Harris, Trump’ın ayrıca ABD’yi NATO’dan çıkarmakla tehdit ettiğinin altını çizdi.
‘İsrail'in kendini savunma hakkını desteklemeye devam’
İsrail halkının 'Hamas'ın yol açtığı dehşetle' bir daha asla yüzleşmemesi gerektiğini savunan Harris, İsrail'i kendini savunma arayışında her zaman destekleme sözü verdi.
Her zaman İsrail'in kendini savunma hakkından yana olacağımı açıkça ifade etmek isterim.
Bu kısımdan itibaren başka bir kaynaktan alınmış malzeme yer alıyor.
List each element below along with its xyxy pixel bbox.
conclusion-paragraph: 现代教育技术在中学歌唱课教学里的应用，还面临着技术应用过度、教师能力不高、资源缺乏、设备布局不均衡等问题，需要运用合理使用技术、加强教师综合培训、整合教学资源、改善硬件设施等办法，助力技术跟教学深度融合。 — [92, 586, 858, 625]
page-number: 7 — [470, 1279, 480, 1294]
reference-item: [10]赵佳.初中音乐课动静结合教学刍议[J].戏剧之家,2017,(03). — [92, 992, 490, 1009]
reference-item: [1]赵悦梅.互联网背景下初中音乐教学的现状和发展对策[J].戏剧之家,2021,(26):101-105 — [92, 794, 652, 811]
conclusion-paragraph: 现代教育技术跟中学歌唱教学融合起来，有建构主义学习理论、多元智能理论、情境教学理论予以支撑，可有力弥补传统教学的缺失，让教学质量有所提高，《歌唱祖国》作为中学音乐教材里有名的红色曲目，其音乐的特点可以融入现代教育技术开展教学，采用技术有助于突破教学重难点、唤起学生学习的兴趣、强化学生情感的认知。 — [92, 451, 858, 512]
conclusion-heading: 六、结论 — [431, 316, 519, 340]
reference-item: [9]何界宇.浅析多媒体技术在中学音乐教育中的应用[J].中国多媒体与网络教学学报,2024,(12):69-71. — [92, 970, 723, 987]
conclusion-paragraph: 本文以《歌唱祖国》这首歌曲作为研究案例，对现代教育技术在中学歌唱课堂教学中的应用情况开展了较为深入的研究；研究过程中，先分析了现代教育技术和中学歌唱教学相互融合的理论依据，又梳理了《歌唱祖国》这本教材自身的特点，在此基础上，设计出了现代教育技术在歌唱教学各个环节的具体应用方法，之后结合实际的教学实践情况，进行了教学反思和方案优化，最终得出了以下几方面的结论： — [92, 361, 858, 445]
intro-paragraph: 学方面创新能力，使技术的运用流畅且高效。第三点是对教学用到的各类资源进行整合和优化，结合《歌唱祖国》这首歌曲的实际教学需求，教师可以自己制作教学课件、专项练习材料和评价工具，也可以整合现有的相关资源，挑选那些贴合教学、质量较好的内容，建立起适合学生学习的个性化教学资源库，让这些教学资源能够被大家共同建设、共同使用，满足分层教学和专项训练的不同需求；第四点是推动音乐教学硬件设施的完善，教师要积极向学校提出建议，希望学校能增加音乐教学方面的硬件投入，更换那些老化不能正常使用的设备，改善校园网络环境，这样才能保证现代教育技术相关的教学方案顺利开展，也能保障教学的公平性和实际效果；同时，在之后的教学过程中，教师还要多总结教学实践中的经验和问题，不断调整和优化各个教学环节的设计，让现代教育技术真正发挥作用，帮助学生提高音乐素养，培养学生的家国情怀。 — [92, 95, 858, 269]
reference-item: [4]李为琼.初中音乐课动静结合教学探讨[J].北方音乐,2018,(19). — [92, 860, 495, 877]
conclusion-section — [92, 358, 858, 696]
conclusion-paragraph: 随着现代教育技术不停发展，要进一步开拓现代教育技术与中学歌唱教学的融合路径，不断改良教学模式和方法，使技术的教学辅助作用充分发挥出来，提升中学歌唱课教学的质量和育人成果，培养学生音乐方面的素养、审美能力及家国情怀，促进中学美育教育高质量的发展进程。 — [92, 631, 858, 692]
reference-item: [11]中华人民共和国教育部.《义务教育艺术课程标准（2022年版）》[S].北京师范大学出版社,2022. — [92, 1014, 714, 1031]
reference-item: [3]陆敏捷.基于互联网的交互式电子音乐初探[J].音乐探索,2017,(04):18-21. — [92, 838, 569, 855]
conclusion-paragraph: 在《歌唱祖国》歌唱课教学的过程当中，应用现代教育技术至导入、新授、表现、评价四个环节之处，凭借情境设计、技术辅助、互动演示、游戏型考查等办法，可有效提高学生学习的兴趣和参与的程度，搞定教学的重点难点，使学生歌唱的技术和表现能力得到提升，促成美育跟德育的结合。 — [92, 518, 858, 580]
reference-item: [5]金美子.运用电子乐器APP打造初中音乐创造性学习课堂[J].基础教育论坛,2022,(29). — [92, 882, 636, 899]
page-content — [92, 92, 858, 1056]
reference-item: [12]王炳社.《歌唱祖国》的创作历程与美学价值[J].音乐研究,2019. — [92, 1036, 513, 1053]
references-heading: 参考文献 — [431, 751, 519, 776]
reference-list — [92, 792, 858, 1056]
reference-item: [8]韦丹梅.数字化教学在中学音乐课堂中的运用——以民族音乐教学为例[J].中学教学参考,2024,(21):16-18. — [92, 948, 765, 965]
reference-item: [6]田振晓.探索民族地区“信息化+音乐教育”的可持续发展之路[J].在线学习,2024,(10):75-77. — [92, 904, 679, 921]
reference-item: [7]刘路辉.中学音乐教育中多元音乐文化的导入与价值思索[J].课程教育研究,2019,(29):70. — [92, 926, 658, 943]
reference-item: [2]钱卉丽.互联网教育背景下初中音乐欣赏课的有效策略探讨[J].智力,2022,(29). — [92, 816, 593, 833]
Ve her zaman İsrail'in kendini savunma kabiliyetine sahip olmasını sağlayacağım, çünkü İsrail halkı bir daha asla Hamas'ın 7 Ekim'de yarattığı dehşetle yüzleşmemeli.
Harris, “Güçlerimizi ve çıkarlarımızı İran ve desteklediği teröristlerden korumak için gereken her türlü adımı atmakta tereddüt etmeyeceğim” diye ekledi.
‘Dünyanın en güçlü ordusunu kuracağım’
Demokratların Başkan Adayı, 5 Kasım’daki seçimi kazanması durumunda, ABD’ye dünyanın en güçlü silahlı kuvvetlerini sağlama sözünü verdi.
“Başkomutan olarak, Amerika'nın her zaman dünyanın en güçlü ve en ölümcül ordusuna sahip olmasını sağlayacağım” şeklinde konuşan Harris, “Askerlerimize ve ailelerine özen gösterme gibi kutsal bir görevi yerine getireceğim ve onların hizmetlerini ve fedakarlıklarını her zaman onurlandıracağım ve asla küçümsemeyeceğim” diye ekledi.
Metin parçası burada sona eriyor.